Students with qualified print disabilities study alongside peers through digital accessible books on computers.
Palo Alto, CA (PR Syndication) July 23, 2012
Palo Alto, CA—As major changes in technology dramatically disrupt education, Benetech, the Silicon Valley nonprofit that uses technology for social change, has won a five-year award from the U.S. Department of Education, Office of Special Education Programs, to continue its groundbreaking work ensuring that educational materials are accessible to students with print disabilities through its Bookshare initiative.
The award, named “Bookshare and Innovation for Education” (BI4E), allows Benetech to meet the challenges of the changing educational landscape by also creating free open source tools for content providers and working with those providers to make educational materials accessible from the start.
Benetech’s innovative tools will tackle such major challenges as accessible math and graphics, and this project will increase dissemination of tools developed under the DIAGRAM R&D Center. Other new tools will promote better ways to find and read accessible materials.
At the same time, Benetech intends to double its Bookshare student membership from 200,000 to 400,000, grow usage by 150%, increase to more than 200,000 educational titles in its library and scale its teacher training program and parent outreach. It will collaborate on these innovations with the American Institutes of Research (AIR) and a host of other leading organizations.
EBooks, online courseware, teacher-created materials, open educational resources, increased use of graphics and new Common Core Standards are causing a fundamental shift in curriculum and assessments and how they are delivered to students.
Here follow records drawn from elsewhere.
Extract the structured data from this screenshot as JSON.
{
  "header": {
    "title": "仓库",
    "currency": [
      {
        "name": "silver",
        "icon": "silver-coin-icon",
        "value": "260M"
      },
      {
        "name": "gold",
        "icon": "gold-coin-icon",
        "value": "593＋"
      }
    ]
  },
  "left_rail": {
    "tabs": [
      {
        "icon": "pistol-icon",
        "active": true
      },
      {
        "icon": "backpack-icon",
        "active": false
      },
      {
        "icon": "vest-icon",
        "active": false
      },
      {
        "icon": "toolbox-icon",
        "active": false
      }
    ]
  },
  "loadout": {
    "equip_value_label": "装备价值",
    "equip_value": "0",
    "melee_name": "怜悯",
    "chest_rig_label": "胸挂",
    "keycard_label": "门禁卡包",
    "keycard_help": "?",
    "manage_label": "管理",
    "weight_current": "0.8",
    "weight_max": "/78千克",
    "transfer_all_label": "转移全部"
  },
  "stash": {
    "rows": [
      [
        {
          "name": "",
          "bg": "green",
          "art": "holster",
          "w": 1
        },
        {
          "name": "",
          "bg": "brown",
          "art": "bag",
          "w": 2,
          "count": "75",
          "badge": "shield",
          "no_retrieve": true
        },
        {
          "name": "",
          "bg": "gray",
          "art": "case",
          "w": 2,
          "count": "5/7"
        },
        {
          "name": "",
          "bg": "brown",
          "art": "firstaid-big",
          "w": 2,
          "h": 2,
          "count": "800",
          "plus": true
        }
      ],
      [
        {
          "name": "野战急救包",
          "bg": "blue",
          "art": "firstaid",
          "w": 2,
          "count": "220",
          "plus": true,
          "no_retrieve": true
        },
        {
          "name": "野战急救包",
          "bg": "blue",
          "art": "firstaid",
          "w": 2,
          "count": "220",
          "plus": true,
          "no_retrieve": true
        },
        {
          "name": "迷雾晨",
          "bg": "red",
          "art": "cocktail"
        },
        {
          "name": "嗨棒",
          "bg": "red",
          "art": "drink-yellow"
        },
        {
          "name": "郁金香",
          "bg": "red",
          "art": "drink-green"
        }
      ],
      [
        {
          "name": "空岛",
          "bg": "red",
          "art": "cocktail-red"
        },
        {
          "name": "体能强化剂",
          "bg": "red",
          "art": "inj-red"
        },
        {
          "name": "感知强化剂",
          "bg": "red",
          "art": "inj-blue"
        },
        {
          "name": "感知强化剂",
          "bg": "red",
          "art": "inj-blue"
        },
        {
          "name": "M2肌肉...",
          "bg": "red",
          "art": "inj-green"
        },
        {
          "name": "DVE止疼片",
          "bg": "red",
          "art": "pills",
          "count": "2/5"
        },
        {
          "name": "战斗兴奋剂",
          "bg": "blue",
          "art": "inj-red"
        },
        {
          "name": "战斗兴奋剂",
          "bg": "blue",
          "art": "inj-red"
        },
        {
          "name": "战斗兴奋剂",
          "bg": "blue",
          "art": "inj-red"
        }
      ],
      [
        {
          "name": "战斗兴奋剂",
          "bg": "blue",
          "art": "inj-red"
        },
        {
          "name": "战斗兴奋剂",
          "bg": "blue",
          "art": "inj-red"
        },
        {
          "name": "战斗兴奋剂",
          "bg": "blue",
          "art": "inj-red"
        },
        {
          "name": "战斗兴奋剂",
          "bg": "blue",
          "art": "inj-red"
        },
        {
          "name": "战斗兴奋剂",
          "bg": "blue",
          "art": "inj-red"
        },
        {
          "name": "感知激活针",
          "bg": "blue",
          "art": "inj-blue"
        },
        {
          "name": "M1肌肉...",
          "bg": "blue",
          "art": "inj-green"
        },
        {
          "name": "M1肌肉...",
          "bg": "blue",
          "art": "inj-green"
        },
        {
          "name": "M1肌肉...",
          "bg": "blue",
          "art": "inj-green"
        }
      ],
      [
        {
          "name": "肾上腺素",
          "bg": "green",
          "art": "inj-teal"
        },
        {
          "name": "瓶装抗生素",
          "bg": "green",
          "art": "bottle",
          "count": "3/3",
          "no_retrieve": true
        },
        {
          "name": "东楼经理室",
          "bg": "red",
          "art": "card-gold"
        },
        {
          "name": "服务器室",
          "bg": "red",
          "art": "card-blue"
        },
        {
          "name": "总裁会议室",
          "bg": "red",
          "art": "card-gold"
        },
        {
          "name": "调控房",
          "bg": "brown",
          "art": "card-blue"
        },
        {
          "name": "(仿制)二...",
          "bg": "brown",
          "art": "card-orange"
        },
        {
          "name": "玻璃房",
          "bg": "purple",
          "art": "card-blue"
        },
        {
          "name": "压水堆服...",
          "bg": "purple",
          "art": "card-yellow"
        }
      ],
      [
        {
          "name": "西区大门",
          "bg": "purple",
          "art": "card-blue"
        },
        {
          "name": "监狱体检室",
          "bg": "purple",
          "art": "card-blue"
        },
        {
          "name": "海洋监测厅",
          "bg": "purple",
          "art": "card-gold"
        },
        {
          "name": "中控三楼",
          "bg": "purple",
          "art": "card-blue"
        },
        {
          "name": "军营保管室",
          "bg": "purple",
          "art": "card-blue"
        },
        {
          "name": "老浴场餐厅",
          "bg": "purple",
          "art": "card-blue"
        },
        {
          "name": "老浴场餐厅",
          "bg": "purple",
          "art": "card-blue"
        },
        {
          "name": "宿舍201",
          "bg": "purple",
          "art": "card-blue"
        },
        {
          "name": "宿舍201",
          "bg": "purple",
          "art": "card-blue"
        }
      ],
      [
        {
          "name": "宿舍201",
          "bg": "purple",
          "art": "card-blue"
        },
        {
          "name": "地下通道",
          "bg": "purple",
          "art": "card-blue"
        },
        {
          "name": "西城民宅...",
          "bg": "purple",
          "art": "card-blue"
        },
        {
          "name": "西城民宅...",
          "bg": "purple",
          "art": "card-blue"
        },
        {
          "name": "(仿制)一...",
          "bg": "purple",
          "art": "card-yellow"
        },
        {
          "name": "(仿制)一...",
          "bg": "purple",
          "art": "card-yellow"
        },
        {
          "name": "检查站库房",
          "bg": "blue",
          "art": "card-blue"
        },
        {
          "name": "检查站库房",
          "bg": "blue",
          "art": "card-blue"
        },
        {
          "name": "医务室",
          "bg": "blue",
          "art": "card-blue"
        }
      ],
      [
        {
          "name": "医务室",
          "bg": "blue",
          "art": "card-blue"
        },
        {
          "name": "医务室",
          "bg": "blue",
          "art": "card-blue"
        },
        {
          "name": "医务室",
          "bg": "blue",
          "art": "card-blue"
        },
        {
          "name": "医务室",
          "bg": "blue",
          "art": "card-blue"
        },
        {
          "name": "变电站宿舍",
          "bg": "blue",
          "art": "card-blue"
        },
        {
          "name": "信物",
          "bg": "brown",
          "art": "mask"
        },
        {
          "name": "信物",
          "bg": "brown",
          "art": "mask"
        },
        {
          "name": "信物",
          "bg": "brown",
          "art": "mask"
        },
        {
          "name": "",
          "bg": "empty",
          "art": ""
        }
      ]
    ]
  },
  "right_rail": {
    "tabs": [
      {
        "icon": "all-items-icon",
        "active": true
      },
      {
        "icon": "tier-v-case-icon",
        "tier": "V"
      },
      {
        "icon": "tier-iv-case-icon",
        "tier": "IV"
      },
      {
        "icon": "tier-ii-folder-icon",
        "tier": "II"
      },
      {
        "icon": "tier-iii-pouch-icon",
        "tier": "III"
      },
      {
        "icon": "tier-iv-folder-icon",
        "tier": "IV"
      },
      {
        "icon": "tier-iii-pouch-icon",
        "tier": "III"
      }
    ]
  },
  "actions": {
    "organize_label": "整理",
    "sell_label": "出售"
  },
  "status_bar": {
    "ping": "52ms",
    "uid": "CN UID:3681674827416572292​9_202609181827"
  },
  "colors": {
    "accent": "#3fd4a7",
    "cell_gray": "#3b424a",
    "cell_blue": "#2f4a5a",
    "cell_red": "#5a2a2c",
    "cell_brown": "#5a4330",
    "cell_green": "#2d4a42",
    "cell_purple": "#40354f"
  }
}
Benetech sees this time as an opportunity to make a crucial change in the way accessible content is created: by ensuring that accessibility can be built into the content creation process from the outset. Current processes of retrofitting accessibility are still relatively time-consuming, expensive and result in delays in putting books into students’ hands. More importantly, as the pace of creation and ubiquity of content creators increase, these current approaches will no longer work.
“While more content today is ‘born digital,’ it also needs to be ‘born accessible.’ As a nonprofit that uses the technology tools pioneered in Silicon Valley, we are committed to continue revolutionizing the field of accessibility at a fraction of the cost of current approaches, delivering the next generation of innovation,” said Betsy Beaumon, Vice President and General Manager of the Literacy Program at Benetech.
Benetech has far exceeded the goals of the current “Bookshare for Education” award made in 2007, more than doubling membership expectations and out-delivering educational materials and usage. It will receive $6.5 million per year to continue its work through 2017.
Kathleen Mary Huebner, Ph.D., Professor and Director of the OSEP-funded National Leadership Consortium in Sensory Disabilities, said, “Benetech is hugely innovative; they are not limited to what was or what is. They take the position that anything is possible; it is just a matter of finding a way—and a way that is economical, practical and useful.”
Benetech is a nonprofit technology company based in Palo Alto, California. Benetech pursues projects with a strong social rather than financial rate of return on investment, harnessing open source technology to create innovative solutions to challenging social issues. Programs that Benetech supports include the Bookshare library, DIAGRAM, Route 66 Literacy, the Human Rights Data Analysis Group, the Martus software project, and Social Coding for Good. http://www.benetech.org
Bookshare is the world’s largest online accessible library of copyrighted content for people with print disabilities. Through its technology initiatives and partnerships, Bookshare seeks to raise the floor on accessibility issues so that individuals with print disabilities have the same ease of access to print materials as people without disabilities. In 2007, Bookshare received a five-year award from the U.S. Department of Education, Office of Special Education Programs (OSEP), to provide free access for all U.S. students with a qualified print disability. The Bookshare library now has over 150,000 books and serves more than 200,000 members. Bookshare is an initiative of Benetech, a Palo Alto, CA-based nonprofit which creates sustainable technology to solve pressing social needs. http://www.bookshare.org
The content of this press release was developed under cooperative agreements H327D120002 and H327K070001 with the U.S. Department of Education, Office of Special Education Programs. The contents, however, do not necessarily represent the policies of the U.S. Department of Education, and you should not assume endorsement by the Federal Government.